Item 6.  Exhibits and Reports on Form 8-K.
(a)  Exhibits
     There are no exhibits.

(b)  Reports on Form 8-K.

     On July 7, 2000, the Company filed a Form 8-K to announce that it was
considering issuing zero coupon convertible notes to repay a portion of its
existing floating rate short-term debt.

     On July 7, 2000, the Company filed a Form 8-K to announce that it had
priced a private placement of $350 million of Zero Coupon Convertible Senior
Notes due 2020.

     On September 14, 2000 the Company filed a Form 8-K to announce the
following:

     On September 7, 2000, the Company announced a new program to repurchase up
     to $1 billion of the Company's common stock over the next five years.

     On September 14, 2000, the Company filed a registration statement on Form
     S-3 covering the resale by holders of the Company's Zero Coupon
     Convertible Senior Notes due 2020 ("Notes") and the common stock issuable
     upon conversion of such Notes.

     In response to a private investigation by the Securities and Exchange
     Commission, the Company is providing information concerning an item
     included in its special charge reported for the first quarter of 1999.



                                      28



                                   SIGNATURES

    Pursuant to the requirements of the Securities Exchange Act of 1934, the
registrant has duly caused this report to be signed on its behalf by the
undersigned thereunto duly authorized.


                                                  AVON PRODUCTS, INC.
                                                  -------------------
                                                      (Registrant)

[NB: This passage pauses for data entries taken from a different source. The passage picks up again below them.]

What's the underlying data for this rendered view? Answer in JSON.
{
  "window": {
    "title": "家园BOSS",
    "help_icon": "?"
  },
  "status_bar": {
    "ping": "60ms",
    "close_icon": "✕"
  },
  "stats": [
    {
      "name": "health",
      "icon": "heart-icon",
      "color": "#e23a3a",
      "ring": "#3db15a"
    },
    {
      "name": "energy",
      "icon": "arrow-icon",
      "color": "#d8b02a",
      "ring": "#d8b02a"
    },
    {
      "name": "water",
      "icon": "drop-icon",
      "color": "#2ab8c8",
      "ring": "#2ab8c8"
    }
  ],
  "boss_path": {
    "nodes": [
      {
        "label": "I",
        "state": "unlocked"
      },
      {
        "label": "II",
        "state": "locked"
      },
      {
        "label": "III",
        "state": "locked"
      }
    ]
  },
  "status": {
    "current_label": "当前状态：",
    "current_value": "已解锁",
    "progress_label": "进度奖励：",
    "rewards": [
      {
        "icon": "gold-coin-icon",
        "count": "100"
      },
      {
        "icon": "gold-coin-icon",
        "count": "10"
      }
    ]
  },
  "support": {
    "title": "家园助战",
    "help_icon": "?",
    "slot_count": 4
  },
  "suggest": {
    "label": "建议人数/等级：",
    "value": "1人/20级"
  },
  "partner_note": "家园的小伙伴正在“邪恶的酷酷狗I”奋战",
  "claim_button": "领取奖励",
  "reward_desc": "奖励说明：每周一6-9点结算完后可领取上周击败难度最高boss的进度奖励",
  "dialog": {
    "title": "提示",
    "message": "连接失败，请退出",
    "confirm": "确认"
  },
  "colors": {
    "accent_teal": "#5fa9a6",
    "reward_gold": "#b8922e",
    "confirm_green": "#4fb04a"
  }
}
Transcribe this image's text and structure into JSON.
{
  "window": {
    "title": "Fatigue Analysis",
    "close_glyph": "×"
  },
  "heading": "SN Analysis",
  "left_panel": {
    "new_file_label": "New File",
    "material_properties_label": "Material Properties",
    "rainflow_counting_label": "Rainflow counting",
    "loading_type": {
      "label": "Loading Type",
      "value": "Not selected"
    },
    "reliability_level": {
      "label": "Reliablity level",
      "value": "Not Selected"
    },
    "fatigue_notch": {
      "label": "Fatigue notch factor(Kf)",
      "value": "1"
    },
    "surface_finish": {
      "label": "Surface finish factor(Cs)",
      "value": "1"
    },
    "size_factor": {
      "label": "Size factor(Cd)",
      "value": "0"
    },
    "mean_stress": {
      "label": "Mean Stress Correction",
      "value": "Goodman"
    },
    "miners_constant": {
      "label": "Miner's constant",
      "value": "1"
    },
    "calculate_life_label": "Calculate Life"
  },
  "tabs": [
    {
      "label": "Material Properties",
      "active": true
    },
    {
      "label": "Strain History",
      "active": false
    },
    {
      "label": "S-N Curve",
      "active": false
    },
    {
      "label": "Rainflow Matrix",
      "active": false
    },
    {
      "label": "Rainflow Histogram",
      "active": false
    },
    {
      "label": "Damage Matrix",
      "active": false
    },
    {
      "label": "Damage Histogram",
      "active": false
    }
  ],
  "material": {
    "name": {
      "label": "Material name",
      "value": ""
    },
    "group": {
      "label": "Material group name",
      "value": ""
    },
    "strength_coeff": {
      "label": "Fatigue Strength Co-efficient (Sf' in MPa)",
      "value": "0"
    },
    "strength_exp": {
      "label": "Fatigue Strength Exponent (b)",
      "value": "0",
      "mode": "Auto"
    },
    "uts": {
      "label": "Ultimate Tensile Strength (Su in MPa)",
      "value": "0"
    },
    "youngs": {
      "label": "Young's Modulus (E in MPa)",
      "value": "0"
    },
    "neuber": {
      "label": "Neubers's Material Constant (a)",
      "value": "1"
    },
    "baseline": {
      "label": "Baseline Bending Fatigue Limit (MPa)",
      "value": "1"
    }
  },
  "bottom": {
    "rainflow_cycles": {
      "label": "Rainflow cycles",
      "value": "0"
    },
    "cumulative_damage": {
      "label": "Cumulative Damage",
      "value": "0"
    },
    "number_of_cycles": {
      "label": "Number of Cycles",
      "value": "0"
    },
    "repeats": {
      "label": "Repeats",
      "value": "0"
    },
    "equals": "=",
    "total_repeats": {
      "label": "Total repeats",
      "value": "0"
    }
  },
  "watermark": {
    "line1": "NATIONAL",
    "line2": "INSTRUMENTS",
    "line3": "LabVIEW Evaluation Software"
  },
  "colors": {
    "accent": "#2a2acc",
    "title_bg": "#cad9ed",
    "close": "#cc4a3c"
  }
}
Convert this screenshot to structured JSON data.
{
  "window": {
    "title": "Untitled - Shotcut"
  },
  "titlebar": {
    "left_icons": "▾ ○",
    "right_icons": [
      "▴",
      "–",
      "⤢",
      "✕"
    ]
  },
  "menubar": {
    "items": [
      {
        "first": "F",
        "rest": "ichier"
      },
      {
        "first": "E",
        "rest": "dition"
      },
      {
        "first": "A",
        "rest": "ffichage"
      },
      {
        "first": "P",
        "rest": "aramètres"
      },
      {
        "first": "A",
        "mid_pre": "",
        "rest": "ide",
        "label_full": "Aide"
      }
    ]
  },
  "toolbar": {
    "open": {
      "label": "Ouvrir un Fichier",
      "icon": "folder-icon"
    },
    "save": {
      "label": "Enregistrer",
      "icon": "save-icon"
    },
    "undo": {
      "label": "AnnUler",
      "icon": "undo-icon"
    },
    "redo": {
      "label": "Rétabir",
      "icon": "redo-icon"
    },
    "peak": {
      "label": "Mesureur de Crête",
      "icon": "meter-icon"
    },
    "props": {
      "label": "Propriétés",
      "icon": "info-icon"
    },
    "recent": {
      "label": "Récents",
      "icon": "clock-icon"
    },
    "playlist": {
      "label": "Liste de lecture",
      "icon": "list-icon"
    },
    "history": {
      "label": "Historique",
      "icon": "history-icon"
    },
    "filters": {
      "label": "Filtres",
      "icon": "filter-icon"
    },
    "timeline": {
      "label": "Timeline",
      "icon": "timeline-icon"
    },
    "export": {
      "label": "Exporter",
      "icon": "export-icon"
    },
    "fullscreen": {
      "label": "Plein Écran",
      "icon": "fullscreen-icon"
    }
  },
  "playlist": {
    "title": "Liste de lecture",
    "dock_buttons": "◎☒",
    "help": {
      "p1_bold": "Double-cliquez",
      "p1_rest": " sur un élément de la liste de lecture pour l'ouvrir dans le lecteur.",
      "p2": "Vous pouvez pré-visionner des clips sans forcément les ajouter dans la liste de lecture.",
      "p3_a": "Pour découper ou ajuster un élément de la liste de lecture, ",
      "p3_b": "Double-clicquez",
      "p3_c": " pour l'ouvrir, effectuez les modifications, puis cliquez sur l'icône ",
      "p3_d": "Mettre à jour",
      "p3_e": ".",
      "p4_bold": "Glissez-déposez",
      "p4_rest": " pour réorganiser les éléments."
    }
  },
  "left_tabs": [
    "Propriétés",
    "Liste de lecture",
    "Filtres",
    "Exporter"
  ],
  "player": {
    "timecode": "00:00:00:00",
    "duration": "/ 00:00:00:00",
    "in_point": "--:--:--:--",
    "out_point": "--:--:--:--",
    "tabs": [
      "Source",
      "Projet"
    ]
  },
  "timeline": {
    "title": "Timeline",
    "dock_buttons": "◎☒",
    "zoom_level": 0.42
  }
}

Date: August 12, 2002                        By /s/ Janice Marolda
                                             ----------------------------------
                                             Janice Marolda
                                             Vice President,
                                             Controller
                                             Principal Accounting Officer

                                             Signed both on behalf of the
                                             registrant and as principal
                                             accounting officer.